View Single Post
  #24   Report Post  
Old September 7th 08, 01:50 AM posted to rec.radio.amateur.homebrew
[email protected] N2EY@AOL.COM is offline
external usenet poster
 
First recorded activity by RadioBanter: Jul 2006
Posts: 877
Default Heterodyne conversion crystals

The real reason for the popularity of synthesizers is cost. When you
need a new rock for every band they get costly, but a synthesizer
doesn't. This wasn't practical until chips that could do most of the
work became cheap.

The main reason for eliminating the commercial operator licenses was
cost too. Here's what happened:

There was a time, not so long ago, when there were a large number of
tasks that could only be performed (legally, anyway) by a person with
an FCC Commercial Operator license. No others need apply, regardless
of experience, education or background. Either you were a Radio
Operator of a certain class, or you weren't.

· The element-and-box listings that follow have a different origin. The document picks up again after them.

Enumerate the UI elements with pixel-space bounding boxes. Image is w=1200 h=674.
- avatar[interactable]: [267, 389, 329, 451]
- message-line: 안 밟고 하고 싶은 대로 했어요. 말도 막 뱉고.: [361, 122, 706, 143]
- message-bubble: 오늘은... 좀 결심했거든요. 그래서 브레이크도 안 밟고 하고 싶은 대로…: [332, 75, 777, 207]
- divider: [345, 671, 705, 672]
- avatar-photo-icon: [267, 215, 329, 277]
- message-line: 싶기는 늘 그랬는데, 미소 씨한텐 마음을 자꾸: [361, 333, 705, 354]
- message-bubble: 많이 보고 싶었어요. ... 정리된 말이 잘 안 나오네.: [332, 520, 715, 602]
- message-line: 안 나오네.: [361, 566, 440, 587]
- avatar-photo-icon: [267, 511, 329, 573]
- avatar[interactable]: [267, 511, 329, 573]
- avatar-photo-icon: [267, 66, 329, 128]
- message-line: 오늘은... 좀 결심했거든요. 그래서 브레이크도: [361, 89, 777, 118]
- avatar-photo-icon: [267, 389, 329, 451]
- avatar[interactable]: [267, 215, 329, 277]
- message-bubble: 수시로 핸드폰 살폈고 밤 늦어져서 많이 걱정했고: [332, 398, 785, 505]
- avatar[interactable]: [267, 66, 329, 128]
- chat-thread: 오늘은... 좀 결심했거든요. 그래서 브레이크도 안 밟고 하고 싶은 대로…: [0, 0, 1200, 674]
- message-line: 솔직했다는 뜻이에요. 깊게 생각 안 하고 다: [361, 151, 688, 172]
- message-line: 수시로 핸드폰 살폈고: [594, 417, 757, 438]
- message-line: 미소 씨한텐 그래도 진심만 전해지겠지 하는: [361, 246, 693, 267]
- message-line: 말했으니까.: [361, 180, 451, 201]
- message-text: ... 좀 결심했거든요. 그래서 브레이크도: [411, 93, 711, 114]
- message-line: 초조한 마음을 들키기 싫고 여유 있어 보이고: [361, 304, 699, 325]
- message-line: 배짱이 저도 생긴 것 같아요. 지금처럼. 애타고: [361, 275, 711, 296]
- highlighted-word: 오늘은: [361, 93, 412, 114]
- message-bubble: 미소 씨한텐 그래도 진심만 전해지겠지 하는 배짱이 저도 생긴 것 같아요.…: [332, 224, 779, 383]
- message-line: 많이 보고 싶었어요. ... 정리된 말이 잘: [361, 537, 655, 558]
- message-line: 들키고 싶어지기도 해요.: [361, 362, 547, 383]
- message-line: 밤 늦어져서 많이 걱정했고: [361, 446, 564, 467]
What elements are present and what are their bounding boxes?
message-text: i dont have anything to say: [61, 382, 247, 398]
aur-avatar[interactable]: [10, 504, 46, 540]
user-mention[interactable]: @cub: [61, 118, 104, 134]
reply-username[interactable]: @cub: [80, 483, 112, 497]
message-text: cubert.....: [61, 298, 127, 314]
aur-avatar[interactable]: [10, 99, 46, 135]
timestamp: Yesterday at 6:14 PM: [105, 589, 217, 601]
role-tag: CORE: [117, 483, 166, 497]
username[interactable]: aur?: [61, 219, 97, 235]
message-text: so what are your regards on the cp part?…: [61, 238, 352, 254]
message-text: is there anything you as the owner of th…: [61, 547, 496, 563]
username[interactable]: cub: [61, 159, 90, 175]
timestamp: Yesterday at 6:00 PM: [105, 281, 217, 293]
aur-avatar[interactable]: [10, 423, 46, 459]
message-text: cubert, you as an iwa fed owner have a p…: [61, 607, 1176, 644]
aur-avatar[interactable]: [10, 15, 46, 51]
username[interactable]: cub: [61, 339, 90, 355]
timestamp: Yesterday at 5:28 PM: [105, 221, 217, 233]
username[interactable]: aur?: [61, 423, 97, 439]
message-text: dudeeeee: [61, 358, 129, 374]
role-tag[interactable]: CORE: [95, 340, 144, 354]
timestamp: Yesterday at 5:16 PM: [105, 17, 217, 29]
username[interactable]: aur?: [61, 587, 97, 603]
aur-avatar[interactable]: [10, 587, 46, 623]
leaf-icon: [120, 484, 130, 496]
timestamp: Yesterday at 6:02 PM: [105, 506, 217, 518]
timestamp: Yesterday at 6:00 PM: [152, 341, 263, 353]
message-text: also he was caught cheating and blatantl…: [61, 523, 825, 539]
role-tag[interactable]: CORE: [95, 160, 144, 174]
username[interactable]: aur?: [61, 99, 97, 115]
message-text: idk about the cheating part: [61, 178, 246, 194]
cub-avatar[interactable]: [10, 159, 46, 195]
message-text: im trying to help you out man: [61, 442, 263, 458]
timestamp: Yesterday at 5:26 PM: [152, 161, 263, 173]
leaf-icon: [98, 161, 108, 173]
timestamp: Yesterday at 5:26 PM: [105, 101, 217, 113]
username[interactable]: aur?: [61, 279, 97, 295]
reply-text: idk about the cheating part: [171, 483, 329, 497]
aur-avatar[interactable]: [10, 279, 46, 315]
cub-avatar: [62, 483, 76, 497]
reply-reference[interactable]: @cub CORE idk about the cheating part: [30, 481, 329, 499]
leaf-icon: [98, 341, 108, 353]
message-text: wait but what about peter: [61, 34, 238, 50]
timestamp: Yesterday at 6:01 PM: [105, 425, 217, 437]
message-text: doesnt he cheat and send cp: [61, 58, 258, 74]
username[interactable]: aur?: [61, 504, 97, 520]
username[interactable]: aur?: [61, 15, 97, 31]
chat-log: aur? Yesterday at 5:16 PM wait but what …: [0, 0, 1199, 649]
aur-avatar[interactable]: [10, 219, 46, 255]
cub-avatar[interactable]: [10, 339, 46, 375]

Those licenses meant that a person with a high-school education and
some smarts could have a good middle-class income if they had the
license. Not that all the jobs were easy, or that you didn't need a
certain amount of knowledge to do them, but that the Commercial
license became the equivalent of a union card, and the jobs were, in a
way, protected by FCC regulations.

In other words, the Commercial licenses protected a craft known as
Radio Operators, with a set of skills and knowledge specific to them,
and jobs only they could do.

The masters of industry didn't like that, so they prevailed on the FCC
to reduce the requirements and eliminate most of the licenses and the
requirements for tasks to be done only by Radio Operators. The jobs
went with them.

This is also why the maritime services went to satellite-based comms
rather than HF and MF radio and Morse Code - it eliminated the need
for ships to carry licensed Radio Operators.

Oddly enough, FCC still issues Commercial RadioTelegraph licenses,
both First and Second Class, though I don't know where in the USA you
can get the required experience for a First Class.